In much of the country hunters are diligently preparing for turkey season. But for guys who are fixated on antlered game, another “season” is rapidly approaching—shed season. Shed hunting has been going on for a long time. Picking up shed antlers has been a way to determine which bucks and bulls survived the winter and offer possibilities of the year to come. Many long-time shed hunters have collections that rival a museum.
During the past couple of weeks I have noticed that several of the whitetail bucks that inhabit my place are now bare headed. Mule deer and elk typically hang on to their headgear a little longer than the eastern interlopers around here. The larger bucks usually drop first; the weight of their big racks causes them to break away sooner.

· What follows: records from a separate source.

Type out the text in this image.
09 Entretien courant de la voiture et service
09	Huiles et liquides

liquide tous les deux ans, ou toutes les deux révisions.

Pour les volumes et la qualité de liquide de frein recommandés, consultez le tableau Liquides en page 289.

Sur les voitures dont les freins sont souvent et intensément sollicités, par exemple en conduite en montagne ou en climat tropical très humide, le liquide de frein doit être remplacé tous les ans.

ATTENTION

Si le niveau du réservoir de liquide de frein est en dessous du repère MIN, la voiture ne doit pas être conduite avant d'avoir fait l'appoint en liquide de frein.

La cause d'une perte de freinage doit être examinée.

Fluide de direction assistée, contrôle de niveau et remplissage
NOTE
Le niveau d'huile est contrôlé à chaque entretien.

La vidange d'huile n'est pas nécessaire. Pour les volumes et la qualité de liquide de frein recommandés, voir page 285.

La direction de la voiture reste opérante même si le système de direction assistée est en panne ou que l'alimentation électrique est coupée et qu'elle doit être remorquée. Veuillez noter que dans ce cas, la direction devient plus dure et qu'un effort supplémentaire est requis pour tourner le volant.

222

A burgeoning market for shed antlers has developed, and—like a lot of things—when money is involved competition can turn things ugly. It isn’t unknown for fights to break out between shed hunters in the field. Also, some less-than-scrupulous people harass deer and elk in order to hasten the dropping of large antlers. Harassing already stressed animals doesn’t do them any good in terms of surviving and flourishing for another year. Some states have responded to this type of behavior by restricting shed hunters to a season. Count on licensing (revenue enhancement) to follow at sometime. For reasons too numerous to go into here, I think seasons, licenses and such are a poor alternative to deal with miscreant behavior. However, bureaucrats being bureaucrats, this is what we get when a few of our own harm the whole.
Still, shed hunting is an enjoyable extension of our big game season—a hunter’s Easter egg hunt, if you will. With the weather warming, the snow melting—a false spring hope—I should get off my winter-bloated hiney and head down to the river bottom and see what I’ve got.